Graham Bishop / May 2013
Vassos Shiarly, Cyprus Minister for Finance, Jeroen Dijsselbloem, President of the Eurogroup and Mario Draghi, President of the European Central Bank. Photo: the Council of the European Union
For some time, tiny Cyprus has been on the road to creating huge precedents. This has now happened–regrettably by way of a fiasco rather than thoughtful policy-making. Nonetheless, the events of March 2013 will probably be seen as another milestone on the route to the new financial and political landscape of the euro area.
The political error of the Eurogroup lay in allowing the inexperienced Cypriot government to choose how to raise the money to bail out its banks. The solutions applied have both regulatory and political importance. The government initially opted for a measure – a haircut on all deposits – that seemed bound to create the maximum opposition. Was this a deliberate game? The final decision to bail in uninsured deposits was only slightly less hated.
History will tell what the thought processes were. What we do know now is that buying massive quantities of Greek government bonds – under the EU’s ludicrously favourable capital adequacy regime – is a gamble that backfired on the two key Cypriot banks on a historic scale. It not only “broke the bank”. It also broke the country. The consequences of the destruction of the island’s major industry will play out over many years. It may be very difficult for the euro area to avoid an eventual, second private-sector involvement.
The longer-term political significance of the Cypriot mis-steps is two-fold. First, the idea that “Europe” will ever take over the legacy liabilities of banks that have been allowed to fail by their home government’s ineptitude is rightly dead.
Second, the Eurogroup is unlikely to allow itself to be gamed in the future. With its panoply of new economic governance powers, the European Commission will come under strong pressure to propose measures that represent a clear collective control of such a situation. This means that another step has been taken towards the political union of the euro area.

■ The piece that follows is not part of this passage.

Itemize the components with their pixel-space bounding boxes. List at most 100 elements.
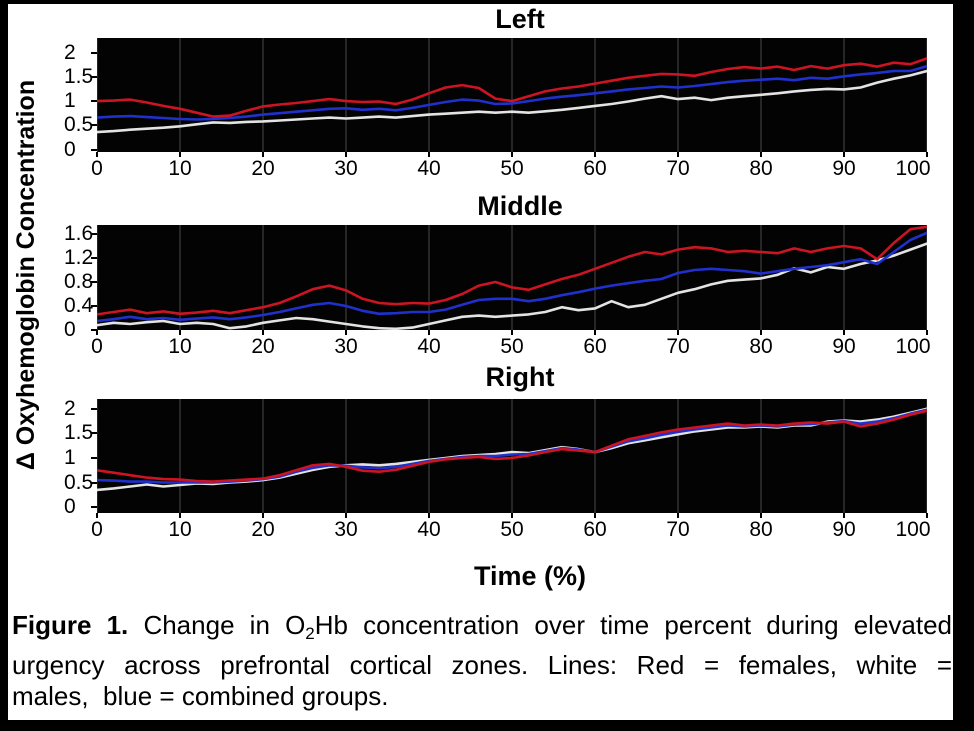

But the regulatory commentariat seems to be surprisingly slow in waking up to the implications. Instead, it professed to be shocked by some of the remarks by Jeroen Dijsselbloem, Eurogroup chairman, on bailing-in uninsured depositors. If they are up in arms about the idea of uninsured depositors at banks taking losses, they must have forgotten the basic tenets of capitalism: if management makes a hash of the business, creditors lose some of their money. That process is the essence of market discipline. Big depositors and creditors should observe management actions and withdraw their funds if they see behaviour that puts them at risk.
In all national insolvency regimes, there is an order of priority laid down for the different classes of creditors – unsecured creditors such as depositors rank well down the list of protected classes. Banks are not some sort of modern temple to be venerated and preserved at any public cost. They are ordinary commercial entities, albeit with characteristics of public good that warrant some special insolvency arrangements.
Since the G20 decided in November 2008 on an overhaul of financial regulations, politicians have been exceptionally clear that taxpayers should not support banks – except temporarily and only in the most extreme situations. Accordingly, in June 2012 (nearly a year ago), the Commission published its draft Recovery and Resolution (R&R) Directive. The same general approach is used by the Federal Deposit Insurance Corporation in the US, so its thrust should not be a surprise to commentators.
It is a proposal for a directive “establishing a framework for the recovery and resolution of credit institutions and investment firms”. It puts the writing on the wall in Article 38, paragraphs 1 and 2:
1. Member states shall ensure the bail-in tool may be applied to all liabilities of an institution that are not excluded from the scope of that tool pursuant to paragraph 2.
2. Resolution authorities shall not exercise the write-down and conversion powers in relation to the following liabilities: (a) deposits that are guaranteed in accordance with Directive 94/19/EC. [This means the €100,000 protected by the deposit guarantee schemes.]
Thus, Article 38 – labelled “scope of bail-in tool” – explicitly provides for the bail-in tool to apply to all liabilities, with the exception of the protection offered by the deposit guarantee scheme to small deposits.
Moreover, this policy is not just a German election “thing”. Recently, Mario Draghi, ECB president, added his voice to the demands of many, including the British Bankers’ Association, for speedy implementation of the proposals. He said: “We would like to see these rules enter into force not in 2019, 2018, but way, way earlier, like 2015”.
The direction of political travel is crystal-clear. It has been explicitly so for a year, and implicitly for the past four, and it has profound implications. Bank depositors will be far less relaxed about assuming that they will be rescued from the folly of those managing their deposits. In future, the EU financial system will be far more brittle.